The Decline: Bumper Car Wheelchair

As a kid, there was one ride at a carnival or theme park where you would rarely see me: bumper cars. I hated them. Sorry, I don’t have a photo to illustrate this paragraph; if I did, I would be the terrified looking kid (or adult) stuck in the corner with everybody crashing into me. There was nothing fun about it. I can probably count on one hand the number of times I have allowed myself to be in a bumper car. Each of those times my participation was only under great duress from a friend. The last time was when my kids were small (and super cute), with big eyes and sweet voices that pleaded, “Puhlleeeze, Mom!” So, I acquiesced and ended up in another corner – this time my own kids taking devious joy in crashing into me. I can smile about it now, but back then I couldn’t wait to get out of that car!

You might be wondering why I even bring up this crazy aversion related to bumper cars. Something I saw in my momma’s world today reminded me of my scary experience with bumper cars. Let me tell you about it.

As I mentioned in one of my last posts (you can read it here), mom has been closing her eyes to the world around her. Perhaps she is just tired, but I think it is her way of shutting out some of the confusing stimuli. Living life with her eyes closed may offer a measure of control over her world. In combination with her inability to hear, closing her eyes may bring peace and control to her chaotic world of life with Alzheimer’s. Nowadays, she eats most meals with her eyes closed; a bit messy and effectively shuts out any interaction with her table-mates. When she is offered the medications she takes, Mom often refuses by closing her eyes tight. In effect, she makes the unpleasant things in life disappear, much like a child who thinks you can’t see them if they cover their eyes and can’t see you.
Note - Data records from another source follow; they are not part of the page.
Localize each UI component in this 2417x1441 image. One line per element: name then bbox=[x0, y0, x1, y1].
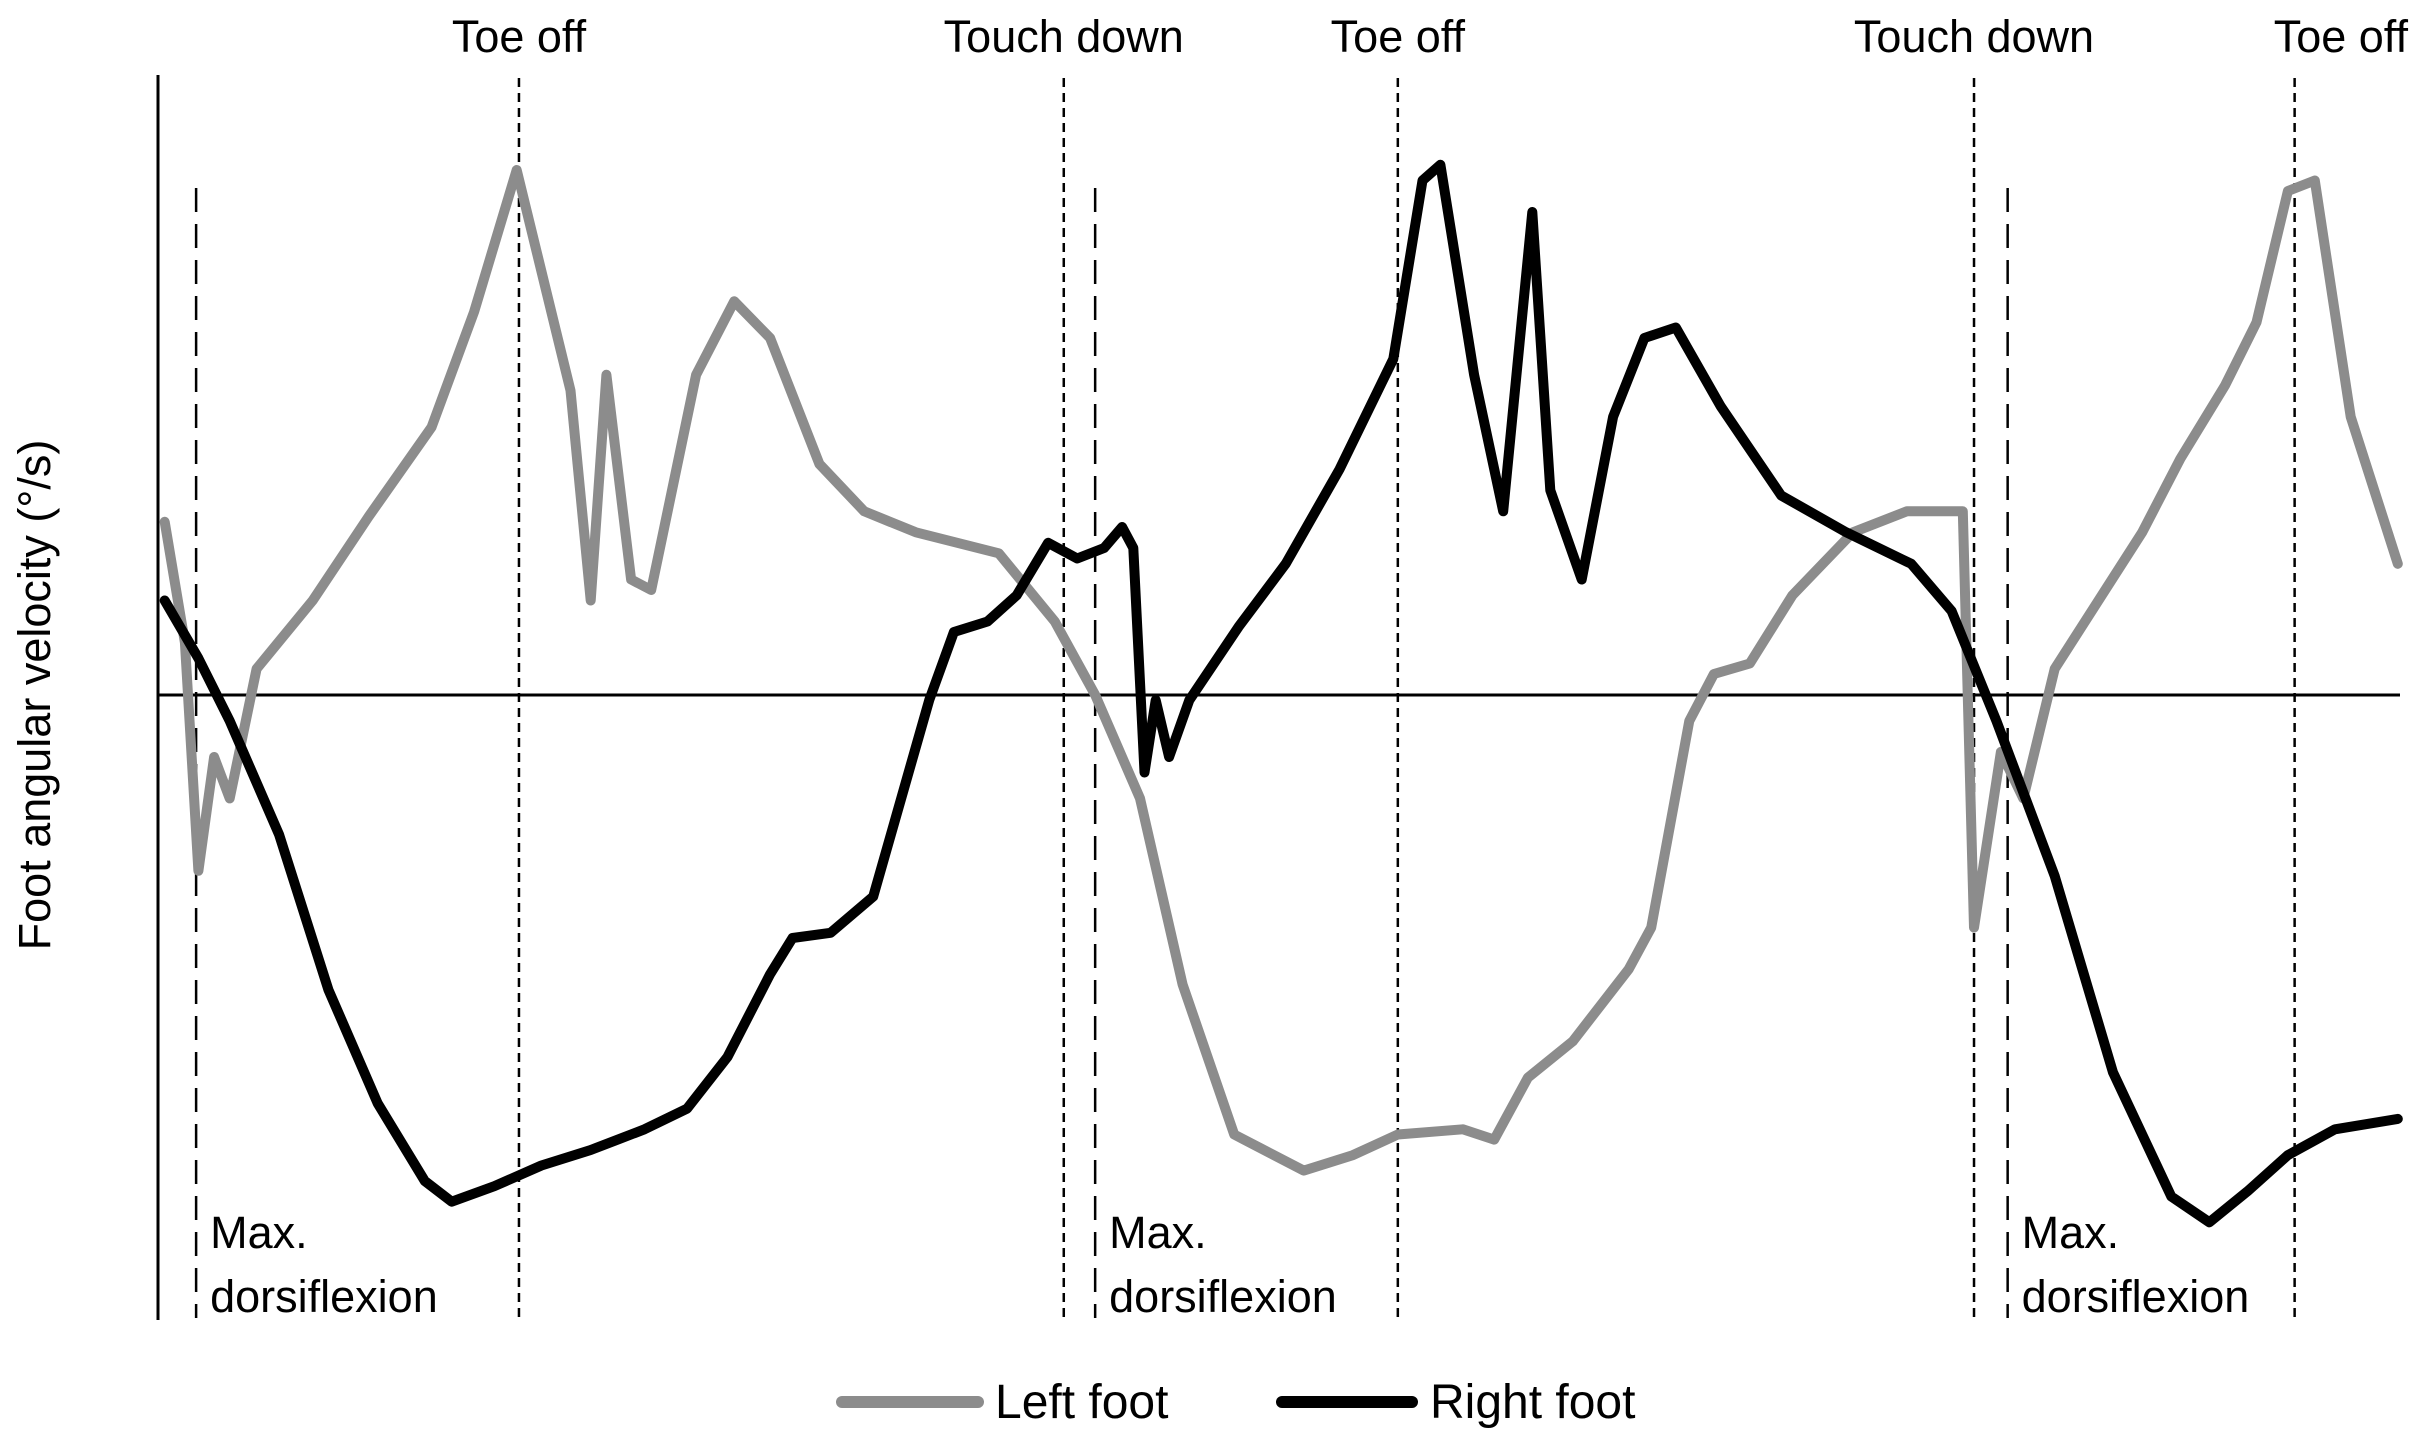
event-markers: Toe off Touch down Toe off Touch down Toe of… bbox=[452, 11, 2409, 1318]
dorsiflexion-label-line1: Max. bbox=[210, 1207, 308, 1258]
dorsiflexion-label-line1: Max. bbox=[2022, 1207, 2120, 1258]
dorsiflexion-label-line2: dorsiflexion bbox=[210, 1271, 438, 1322]
event-label-touch-down: Touch down bbox=[944, 11, 1184, 62]
legend-label-right-foot: Right foot bbox=[1430, 1376, 1635, 1429]
event-label-touch-down: Touch down bbox=[1854, 11, 2094, 62]
dorsiflexion-markers: Max. dorsiflexion Max. dorsiflexion Max. dors… bbox=[194, 188, 2250, 1322]
dorsiflexion-label-line2: dorsiflexion bbox=[1109, 1271, 1337, 1322]
legend: Left foot Right foot bbox=[836, 1376, 1635, 1429]
dorsiflexion-label-line2: dorsiflexion bbox=[2022, 1271, 2250, 1322]
legend-label-left-foot: Left foot bbox=[995, 1376, 1168, 1429]
dorsiflexion-label-line1: Max. bbox=[1109, 1207, 1207, 1258]
series-line-right-foot bbox=[159, 159, 2403, 1228]
y-axis-label: Foot angular velocity (°/s) bbox=[9, 440, 60, 951]
event-label-toe-off: Toe off bbox=[452, 11, 587, 62]
series-lines bbox=[159, 159, 2403, 1228]
event-label-toe-off: Toe off bbox=[2274, 11, 2409, 62]
series-line-left-foot bbox=[159, 165, 2403, 1176]
event-label-toe-off: Toe off bbox=[1331, 11, 1466, 62]
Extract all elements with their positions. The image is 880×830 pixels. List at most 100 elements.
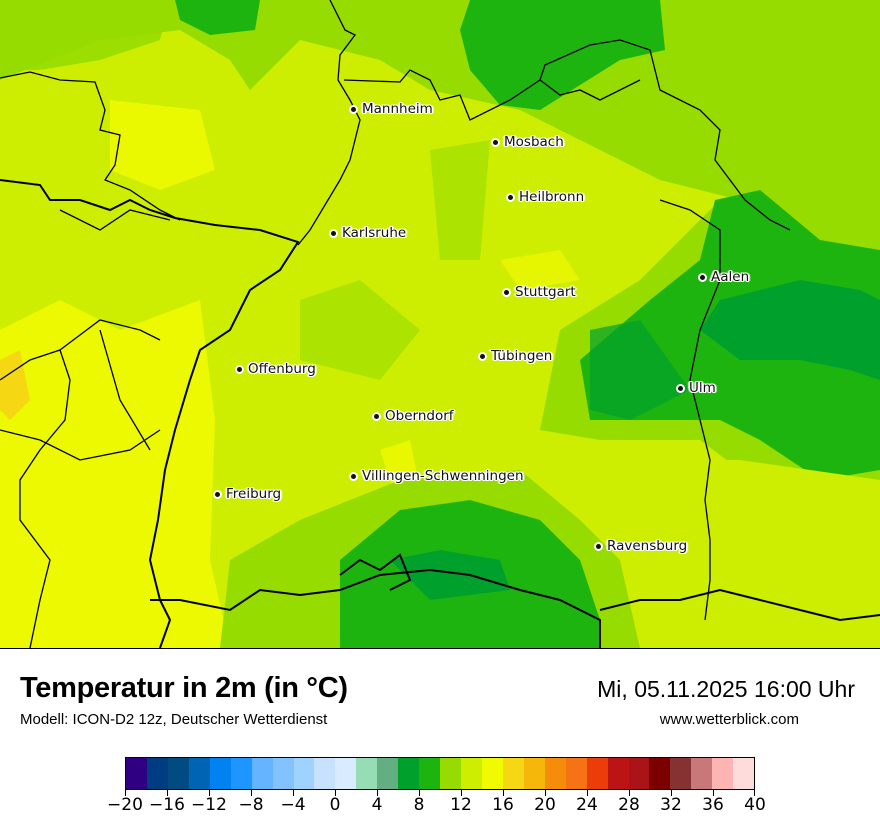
city-name: Heilbronn (519, 189, 585, 205)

Mom’s latest eyes closed activity has been fiddle-footing around in her wheelchair with her eyes closed. Watching her bump into walls and other obstructions in her path reminds me very much of driving a bumper car with her eyes closed. Over and over again, she’ll try to propel herself through a doorway, not bothering to open her eyes to see that she is hung up on the door frame. As afternoon anxiety seeps into her consciousness, she will bump-bump-bump her way around her room, sometimes getting stuck in a corner and then whimpering that she is stuck. When offered help, she often refuses and continues to whimper about her stuck-ness, rather than accept help from someone who cares about her.

As I watched my mom struggle with this today, I was reminded of another person who has similar self-imposed blindness.

Myself.

How many times do I keep bump-bump-bumping into obstacles to growth in my life without bothering to open my eyes to my need for help?

In an effort to encourage us to apply the truth of God’s Word in our lives, our pastor likes to give us homework at the close of his sermons. I try very hard to complete at least one of the three suggested assignments each week. This week’s sermon really challenged me (you can hear “Declaring War in 2020 – Part 3” here), and one of his suggested assignments really resonated with me. So here’s the assignment I’m prayerfully considering this week:

Who have I invited to help me grow spiritually?”